Durante el juicio, el abogado de la parte demandante, en representación de Alberto Rosales, Isabel Rosales, Jorge Jurado y María Ángeles Gómez, ha sostenido durante su alegato que Francisco de la Torre dio “un golpe de estado en toda regla” cuando decidió “invalidar” el acuerdo que, según su testimonio, había sellado previamente con los demandantes, para que éstos, en el marco de la fusión entre Córdoba APTC y Hostecor, formaran parte de la Junta Directiva y el primero de ellos fuera el vicepresidente de la misma. Siempre según el letrado de los demandantes, Matías López-Arza, se acordó un protocolo de integración de Córdoba APTC en Hostecor, que dio lugar a Hostetur, y unos estatutos que fijaban que la presidencia de la entidad resultante se alternaría entre Francisco de la Torre, por parte de Hostecor, y Alberto Rosales o quien quiera que fuera vicepresidente a los dos años y medio del mandato del primero, momento en que se haría el relevo.

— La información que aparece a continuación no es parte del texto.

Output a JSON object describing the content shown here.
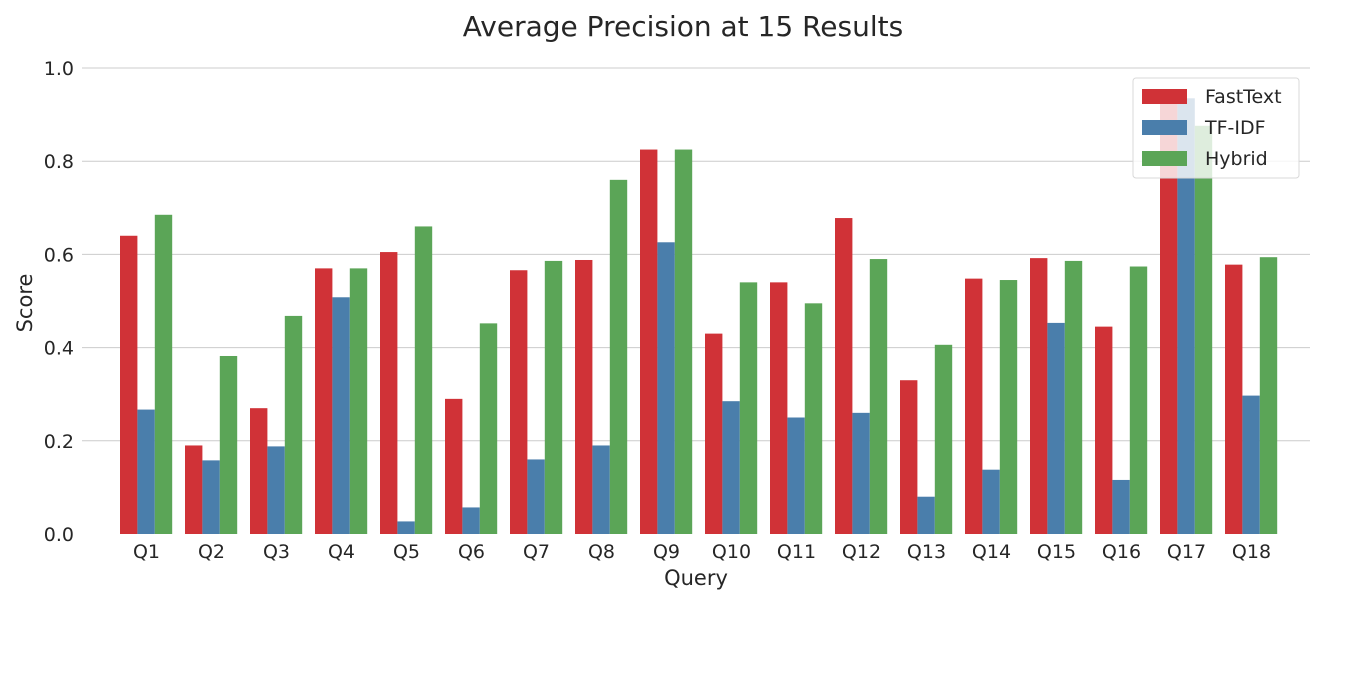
{
  "chart_data": {
    "type": "bar",
    "title": "Average Precision at 15 Results",
    "xlabel": "Query",
    "ylabel": "Score",
    "ylim": [
      0,
      1.0
    ],
    "yticks": [
      "0.0",
      "0.2",
      "0.4",
      "0.6",
      "0.8",
      "1.0"
    ],
    "grid": "horizontal",
    "legend_position": "top-right",
    "categories": [
      "Q1",
      "Q2",
      "Q3",
      "Q4",
      "Q5",
      "Q6",
      "Q7",
      "Q8",
      "Q9",
      "Q10",
      "Q11",
      "Q12",
      "Q13",
      "Q14",
      "Q15",
      "Q16",
      "Q17",
      "Q18"
    ],
    "series": [
      {
        "name": "FastText",
        "color": "#d03237",
        "values": [
          0.64,
          0.19,
          0.27,
          0.57,
          0.605,
          0.29,
          0.566,
          0.588,
          0.825,
          0.43,
          0.54,
          0.678,
          0.33,
          0.548,
          0.592,
          0.445,
          0.93,
          0.578
        ]
      },
      {
        "name": "TF-IDF",
        "color": "#4a7eab",
        "values": [
          0.267,
          0.158,
          0.188,
          0.508,
          0.027,
          0.057,
          0.16,
          0.19,
          0.626,
          0.285,
          0.25,
          0.26,
          0.08,
          0.138,
          0.453,
          0.116,
          0.935,
          0.297
        ]
      },
      {
        "name": "Hybrid",
        "color": "#5ba557",
        "values": [
          0.685,
          0.382,
          0.468,
          0.57,
          0.66,
          0.452,
          0.586,
          0.76,
          0.825,
          0.54,
          0.495,
          0.59,
          0.406,
          0.545,
          0.586,
          0.574,
          0.876,
          0.594
        ]
      }
    ]
  }
}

La jueza ha negado la mayor y ha considerado que la asamblea de Hostetur de febrero de 2017, que originó el cisma en la hostelería cordobesa, “no consagró la culminación del proceso de integración entre ambas asociaciones”. La jueza considera probado que “únicamente acordó la modificación de los Estatutos de la asociación empresarial anteriormente denominada Hostecor como primer paso del procedimiento que debía seguirse para la integración de Córdoba APTC en Hostetur. No nació una nueva asociación empresarial. Sólo se modificó la denominación, fines sociales y normas de funcionamiento”. Esa es la clave que la magistrada considera para tumbar la demanda.

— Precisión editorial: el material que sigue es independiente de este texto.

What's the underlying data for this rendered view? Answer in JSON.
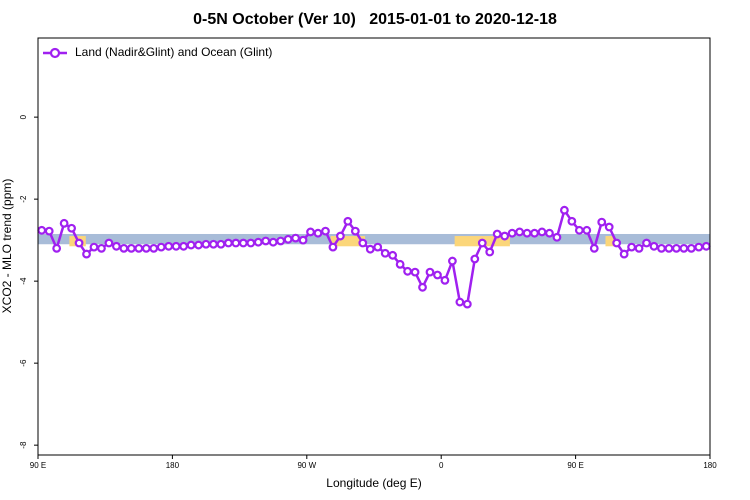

Así, añade que “como consecuencia de esa modificación estatutaria no se alteró el normal funcionamiento de los órganos de gobierno de la antigua Hostecor”, que “no se inició un nuevo periodo de cinco años de mandato del presidente, ni tampoco cesaron en sus cargos los miembros de la Junta Directiva de la antigua Hostecor”. Por ello, “tampoco se nombró para el cargo de vicepresidente a Alberto Rosales Arjona. Nada de esto figura en los Estatutos ni en el acta de la Asamblea General Extraordinaria de 7 de febrero de 2017”. Es decir, al no ser vicepresidente de hecho Rosales ni siquiera pudo ser cesado.

“Es cierto que el señor De la Torre declara en el juicio, si bien con ciertas vacilaciones, que entiende que fue nombrado presidente de Hostetur en la Asamblea General Extraordinaria de 7 de febrero de 2017. Pero esta valoración personal del demandado no se comparte por esta juzgadora, en atención a lo anteriormente razonado”, llega a escribir la jueza en la sentencia.

La sentencia también cita el origen de la disputa entre Francisco de la Torre, que ha sido defendido por el abogado Jesús Coca, y Alberto Rosales: una reunión con el presidente de la Gerencia Municipal de Urbanismo, Pedro García, para abordar el tema de veladores. En la cita, Córdoba APTC propuso “consensuar una postura conjunta” antes de la reunión con Urbanismo, y que fue sometida a votación. “Alberto Rosales no quería que nos sentáramos de nuevo en la mesa de los veladores y yo pensaba que sí, porque era el foro para trabajar y solucionar ese problema, como después se ha demostrado que era el camino”, dijo ante la jueza Francisco de la Torre, quien reconoció que, tras esa reunión, decidió que no contaba con Rosales como vicepresidente “por falta de confianza”, y que, con posterioridad, tras pedir consejo legal, supo que “estas personas” no podían ser miembros de la Junta Directiva de Hostetur puesto que no eran miembros de Hostecor. Ahora, la sentencia le da la razón, aunque contra ella cabe recurso.